CAIRO (Reuters) - A Libyan commercial plane bound for Istanbul was forced to return to Tripoli on Tuesday after Egypt banned overflying its airspace, airport and airline sources said.
There was no immediate comment from Egypt which launched air strikes on Monday on suspected targets of Islamic State in Libya, a day after the group released a video showing the beheading of Egyptian Coptic Christians.
The ban will push Libya, battling to contain a violent power struggle, further into isolation as Turkey was one of last countries where Libyan airlines were still flying to. Foreign carriers have left the oil producer.
Libyan airlines flying to Turkey need to cross Egyptian airspace to avoid Cyprus as the European Union has imposed an overfly ban for security reasons.
The Libyan Airline plane took off for Istanbul from Tripoli's Matiga airport but returned after Egypt informed the carrier that it was not allowed to enter Egyptian airspace, the airline and airport said on their websites.

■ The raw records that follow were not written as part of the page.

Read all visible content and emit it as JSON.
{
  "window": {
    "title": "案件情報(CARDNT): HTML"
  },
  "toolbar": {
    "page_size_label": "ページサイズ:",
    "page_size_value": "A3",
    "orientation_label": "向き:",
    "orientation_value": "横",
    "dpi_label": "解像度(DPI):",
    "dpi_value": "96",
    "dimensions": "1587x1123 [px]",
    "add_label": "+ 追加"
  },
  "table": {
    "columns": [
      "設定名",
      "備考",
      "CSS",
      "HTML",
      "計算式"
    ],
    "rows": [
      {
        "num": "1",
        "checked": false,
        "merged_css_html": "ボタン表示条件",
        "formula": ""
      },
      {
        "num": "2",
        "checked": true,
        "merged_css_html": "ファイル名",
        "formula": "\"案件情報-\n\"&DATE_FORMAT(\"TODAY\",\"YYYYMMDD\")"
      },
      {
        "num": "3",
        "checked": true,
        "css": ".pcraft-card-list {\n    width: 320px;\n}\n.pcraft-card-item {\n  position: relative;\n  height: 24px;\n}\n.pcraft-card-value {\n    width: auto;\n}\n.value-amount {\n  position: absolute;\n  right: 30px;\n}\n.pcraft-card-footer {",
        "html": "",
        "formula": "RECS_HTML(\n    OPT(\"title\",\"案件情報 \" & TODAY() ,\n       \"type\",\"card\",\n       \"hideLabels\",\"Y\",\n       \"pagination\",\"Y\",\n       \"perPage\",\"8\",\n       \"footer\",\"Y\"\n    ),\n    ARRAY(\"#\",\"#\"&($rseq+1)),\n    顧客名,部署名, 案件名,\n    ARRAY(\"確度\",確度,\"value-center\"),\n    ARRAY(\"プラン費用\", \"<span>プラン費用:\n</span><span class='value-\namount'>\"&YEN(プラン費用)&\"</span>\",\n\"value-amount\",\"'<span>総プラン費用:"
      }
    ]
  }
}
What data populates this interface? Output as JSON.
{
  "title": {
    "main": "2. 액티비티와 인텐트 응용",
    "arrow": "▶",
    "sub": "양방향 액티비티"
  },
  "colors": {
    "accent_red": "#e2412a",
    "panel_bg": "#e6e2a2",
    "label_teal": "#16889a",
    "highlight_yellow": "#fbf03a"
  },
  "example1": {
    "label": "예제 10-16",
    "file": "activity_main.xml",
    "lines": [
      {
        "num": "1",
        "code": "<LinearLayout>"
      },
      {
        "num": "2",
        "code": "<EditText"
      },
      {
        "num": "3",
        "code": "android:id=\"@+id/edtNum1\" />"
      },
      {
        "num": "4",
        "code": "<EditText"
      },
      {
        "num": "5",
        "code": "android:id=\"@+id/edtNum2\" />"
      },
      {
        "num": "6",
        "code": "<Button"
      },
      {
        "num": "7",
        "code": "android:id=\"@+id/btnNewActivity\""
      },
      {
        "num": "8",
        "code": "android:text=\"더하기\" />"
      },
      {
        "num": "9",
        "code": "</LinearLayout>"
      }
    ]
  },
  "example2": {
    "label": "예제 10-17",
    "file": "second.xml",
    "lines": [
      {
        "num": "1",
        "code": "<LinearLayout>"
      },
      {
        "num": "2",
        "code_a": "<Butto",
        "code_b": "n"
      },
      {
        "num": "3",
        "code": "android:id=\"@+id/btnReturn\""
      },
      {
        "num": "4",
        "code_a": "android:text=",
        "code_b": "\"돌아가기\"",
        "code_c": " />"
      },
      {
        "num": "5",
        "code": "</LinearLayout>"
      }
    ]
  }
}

Morocco earlier said it had suspended all flights between Moroccan cities and Libya for security concerns.
Foreign airlines stopped flying to Libya last July when a faction called Libya Dawn attacked a rival group controlling Tripoli's main airport, taking control of the capital after a months of fighting. The airport and some 20 planes were damaged during the fighting, officials have said.
Turkish Airlines briefly returned last year to fly to Misrata, east of Tripoli. But it halted flights last month due to repeated attacks on the airport, part of a struggle between the rival factions that have fought for power since the overthrow of Muammar Gaddafi in 2011.